Increasing studies have revealed the prognostic significance of circulating immune biomarkers in patients with various types of cancer receiving immunotherapy. However, the lack of such biomarkers in HCC makes it difficult to distinguish patients suitable for ICI-based immunotherapy. In the current study, a simple biomarker CII was developed based on the easily accessible WBC count and lymphocyte proportion. It was identified as an independent prognostic factor for OS in patients with HCC undergoing ICI and lenvatinib combination therapy. Patients with CII ≤ 43.1 reported prolonged OS compared to those with CII > 43.1. These results were subsequently verified in a validation cohort. Concerning the efficacy prediction, patients with low CII levels had improved radiological tumor response and DCR in the pooled cohort. The predictive value for treatment efficacy was further validated in a neoadjuvant cohort by assessing the pathologic response of resection specimens.

There were some prognostic models for predicting the survival of patients who received systemic treatment for advanced HCC, including sorafenib and immunotherapy. The PROSASH and PROSASH-II model, which consisted of serum albumin, bilirubin, AFP, macrovascular invasion, extrahepatic spread, and largest tumor size, could predict the survival of patients with HCC treated with sorafenib (26, 27). The CRAFITY score, which was based on the baseline level of AFP and C-reactive protein, could stratify HCC patients undergoing immunotherapy into three groups with significantly different treatment responses and OS (20). Another study investigated the prognostic significance of the systemic inflammatory response in HCC patients receiving ICI, finding that high levels of NLR and PLR were associated with shorter OS and progression-free survival (PFS) (28). However, all these studies were designed for TKI or ICI monotherapy and their efficiency in TKI and ICI combination therapy needs further investigation. Few studies investigated the clinical significance of circulating immune status for efficacy and prognosis of immunotherapy. In the present study, we found that the combination of WBC count and lymphocyte proportion was associated with outcomes after ICI and lenvatinib combination therapy for unresectable HCC and could serve as a biomarker to identify patients with potential survival benefits. For the first time, we found the association between CII and the efficacy of ICI-based combination therapy in HCC, indicating that the circulating immune status could reflect the immune microenvironment in tumors and predict the efficacy of ICI-based combination therapy.

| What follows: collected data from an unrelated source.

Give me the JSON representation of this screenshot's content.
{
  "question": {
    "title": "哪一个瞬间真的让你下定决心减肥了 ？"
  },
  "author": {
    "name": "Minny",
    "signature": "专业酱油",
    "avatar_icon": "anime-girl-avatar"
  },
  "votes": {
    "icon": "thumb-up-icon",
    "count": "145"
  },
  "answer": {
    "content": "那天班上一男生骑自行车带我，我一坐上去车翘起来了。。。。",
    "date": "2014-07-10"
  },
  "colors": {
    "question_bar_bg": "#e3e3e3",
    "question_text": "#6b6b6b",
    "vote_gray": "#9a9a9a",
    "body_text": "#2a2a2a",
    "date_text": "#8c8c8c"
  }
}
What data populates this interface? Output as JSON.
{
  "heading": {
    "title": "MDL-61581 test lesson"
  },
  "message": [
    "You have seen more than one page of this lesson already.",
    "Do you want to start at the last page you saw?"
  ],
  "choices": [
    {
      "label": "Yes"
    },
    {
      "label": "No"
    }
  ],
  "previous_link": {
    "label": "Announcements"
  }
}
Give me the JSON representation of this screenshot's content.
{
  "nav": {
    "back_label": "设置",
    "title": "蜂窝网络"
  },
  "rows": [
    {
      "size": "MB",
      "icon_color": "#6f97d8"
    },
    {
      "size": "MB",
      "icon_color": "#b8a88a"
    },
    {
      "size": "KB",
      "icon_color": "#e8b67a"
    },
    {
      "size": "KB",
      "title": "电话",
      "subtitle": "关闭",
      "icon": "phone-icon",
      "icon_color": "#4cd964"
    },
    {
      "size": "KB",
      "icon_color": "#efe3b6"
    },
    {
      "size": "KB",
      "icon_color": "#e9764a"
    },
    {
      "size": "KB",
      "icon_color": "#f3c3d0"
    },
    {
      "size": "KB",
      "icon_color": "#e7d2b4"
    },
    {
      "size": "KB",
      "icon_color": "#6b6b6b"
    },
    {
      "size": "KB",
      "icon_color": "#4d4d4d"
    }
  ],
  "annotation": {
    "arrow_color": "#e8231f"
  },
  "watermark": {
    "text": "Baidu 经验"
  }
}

The lymphocyte is one of the most commonly applied hematological indices to evaluate the systemic immune status. A variety of biomarkers based on the lymphocyte were initially proved to be involved with the efficacy and prognosis of ICI-based immunotherapy in various tumors, especially in lung cancer (15, 16, 2830). For example, Lung Immune Prognostic Index, the combination of derived neutrophil to lymphocyte ratio and lactate dehydrogenase, was proved to be correlated with unfavorable outcomes for immunotherapy, but not for chemotherapy (29). Besides, low absolute lymphocyte count was found to be associated with shorter OS and PFS in patients with non-small cell lung cancer treated with nivolumab (9). In HCC, although lymphocyte is a predominant component of prognostic models predicting outcomes after radical resection or TACE, such as NLR, PLR, and systemic immune-inflammation index (SII) (31, 32), its prognostic value in immunotherapy, especially in ICI and lenvatinib combination therapy was not clear. In our study, the prognostic value of circulating lymphocytes was expanded into ICI-based combination therapy in unresectable HCC, which makes it possible to dynamically monitor the efficacy of combination therapy through circulating immune status in the future.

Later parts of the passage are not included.